De beslommeringen van een ligfietsende levensgenieter

Maand: februari 2024

Over peinzen

Langs de oevers van de voormalige Zuiderzee reed Harms op de fiets. Zijn blik priemend in de verte. Zij hoofd op hol. Hij had veel om over te peinzen. Harms stapte af. En ja hoor, aan de boorden van die oude Zee borrelde het bij Harms. Moet ik hier nu over peinzen ? overpeinsde hij. Een lichte ergernis maakte zich van Harms meester. Geen meesterlijke zet,  bedacht hij. Nee, wat zijn dit nu voor oenen? Ben ik nu gek of lopen die lui van natuurbehoud werkelijk de kantjes van de oude Zuiderzeewal af?  Zo peinst Harms wat af. Of overpeinst hij de kwaliteit van het onderwijs en de voorlichtingsactiviteiten van overheidswege.

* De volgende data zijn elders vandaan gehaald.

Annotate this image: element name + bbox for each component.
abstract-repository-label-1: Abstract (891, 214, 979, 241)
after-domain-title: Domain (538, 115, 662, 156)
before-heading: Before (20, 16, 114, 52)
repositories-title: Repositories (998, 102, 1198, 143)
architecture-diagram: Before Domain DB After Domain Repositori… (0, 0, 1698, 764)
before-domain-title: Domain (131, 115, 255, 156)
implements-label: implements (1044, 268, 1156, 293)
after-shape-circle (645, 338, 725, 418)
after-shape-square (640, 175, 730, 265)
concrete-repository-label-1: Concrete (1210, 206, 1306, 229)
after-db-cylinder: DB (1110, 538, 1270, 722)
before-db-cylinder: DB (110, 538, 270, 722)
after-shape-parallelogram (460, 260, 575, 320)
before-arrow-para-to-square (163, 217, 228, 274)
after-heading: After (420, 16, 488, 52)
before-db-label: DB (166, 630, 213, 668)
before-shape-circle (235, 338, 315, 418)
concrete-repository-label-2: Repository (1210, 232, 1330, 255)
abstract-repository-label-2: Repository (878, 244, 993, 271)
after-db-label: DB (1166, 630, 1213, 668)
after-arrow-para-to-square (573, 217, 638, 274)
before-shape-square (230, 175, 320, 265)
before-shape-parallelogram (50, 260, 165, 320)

Harms kijkt nog eens. Prachtig verhaal over de Friese evangelieprediker Liudger, Harms peinst, ziet hij het nu goed? Bij de oorsprong van de Kerk staat dan ineens Sint Ludgeruskerk. Nou heeft Harms niet zoveel met heiligen, maar een “i” wel of niet, geeft wel aanleiding tot verleiding om een brief op poten te zetten. Peinzend neemt Harms afstand van dit overheidsgeleuter.

Hij moest ook wel een beetje grinniken.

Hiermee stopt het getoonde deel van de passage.